Furthermore, what I read in your post as well, is that there's hardly ever a greenfield situation. Exceptions excluded, data governance initiatives (or any initiative / project / program for that matter) nearly always need to start from a current state and gradually improve from there. In my opinion, this is often underestimated in designing a data governance approach.”
And Paul Erb responded:
“Great leaders know that good stories make for better governance for an organization that needs to adapt and evolve, but stay true to its mission. Built from, but not about, real facts, good fictions are broadly true without being specifically true, and therefore they carry well to adjacent business processes where their truths can be applied to making improvements.
On the other hand, if it weren't for nonfiction--accounts of real markets and processes--there would be nothing for the "possible" to be adjacent TO.
Managers often have trouble with this because they feel called to manage the facts, and call anything else an airy-fairy waste of time. (See this short blog post on the matter: The difference between management and leadership).
So a data governance program needs to assert whether its purpose is to fix the status quo only, or to fix the status quo in order to create agility to move into new areas when needed. Each of these should have its own business case and related budgets and thresholds (tolerances) in the project plan.
And it needs to choose its sponsorship and data quality players accordingly.”

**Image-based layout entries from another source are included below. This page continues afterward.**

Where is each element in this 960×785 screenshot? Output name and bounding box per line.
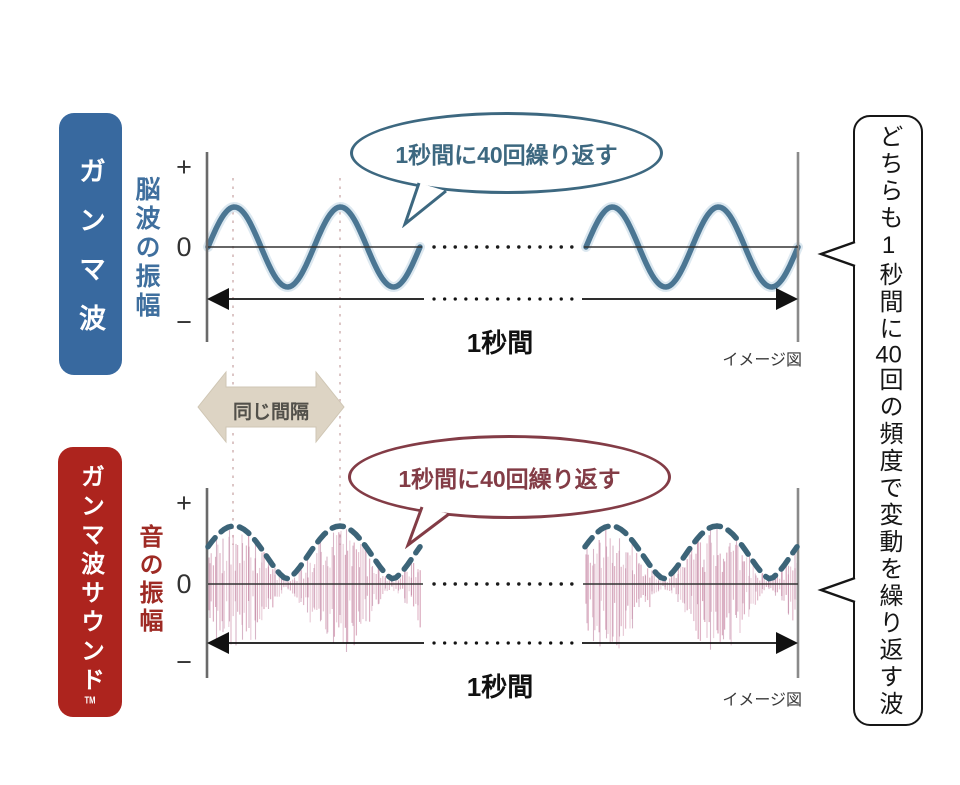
top-caption: イメージ図 — [682, 346, 802, 370]
bottom-bubble-text: 1秒間に40回繰り返す — [398, 460, 620, 494]
bottom-tick-minus: − — [167, 647, 201, 677]
top-y-axis-label: 脳波の振幅 — [128, 176, 164, 326]
bottom-y-axis-label: 音の振幅 — [131, 524, 166, 644]
top-bubble-tail-icon — [399, 180, 449, 228]
trademark-mark: TM — [85, 696, 96, 706]
bottom-span-label: 1秒間 — [420, 667, 580, 704]
gamma-wave-diagram: { "colors": { "blue_pill": "#38699f", "r… — [0, 0, 960, 785]
callout-text-40: 40 — [875, 343, 902, 367]
gamma-wave-sound-text: ガンマ波サウンド — [77, 464, 104, 696]
right-callout-box: どちらも1秒間に40回の頻度で変動を繰り返す波 — [853, 115, 923, 726]
gamma-wave-sound-pill-label: ガンマ波サウンドTM — [73, 458, 108, 706]
right-callout-text: どちらも1秒間に40回の頻度で変動を繰り返す波 — [876, 124, 900, 718]
callout-tail-top-icon — [817, 240, 857, 268]
callout-text-2: 回の頻度で変動を繰り返す波 — [875, 367, 902, 718]
top-bubble-text: 1秒間に40回繰り返す — [395, 136, 617, 170]
gamma-wave-pill: ガンマ波 — [59, 113, 122, 375]
top-tick-zero: 0 — [167, 232, 201, 262]
top-span-label: 1秒間 — [420, 323, 580, 360]
bottom-bubble-tail-icon — [402, 505, 452, 549]
same-interval-label: 同じ間隔 — [196, 397, 346, 424]
top-tick-minus: − — [167, 307, 201, 337]
callout-tail-bottom-icon — [817, 576, 857, 604]
bottom-speech-bubble: 1秒間に40回繰り返す — [348, 435, 671, 519]
gamma-wave-sound-pill: ガンマ波サウンドTM — [58, 447, 122, 717]
bottom-tick-zero: 0 — [167, 569, 201, 599]
bottom-tick-plus: + — [167, 488, 201, 518]
bottom-caption: イメージ図 — [682, 686, 802, 710]
callout-text-1: どちらも1秒間に — [875, 124, 902, 343]
top-tick-plus: + — [167, 152, 201, 182]
top-speech-bubble: 1秒間に40回繰り返す — [350, 112, 663, 194]
gamma-wave-pill-label: ガンマ波 — [71, 135, 110, 353]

I like this thinking. Setting up formal data governance structures seems to consume an awful lot of effort and I think that for many organisations it is simply to big a leap from their current state.
For me it is about an evolutionary approach; eliminating bad practices whilst introducing better practices. By taking smaller steps it allows everyone involved to visualise the change, understand it, and accept it more easily.
Every step takes you in the right direction, in time it should be possible to build enough momentum to create a large scale movement for change. I think the problem that needs to be overcome with this approach is gaining acceptance and getting into people's priorities in the short term, because visibility within the organisation is going to be limited.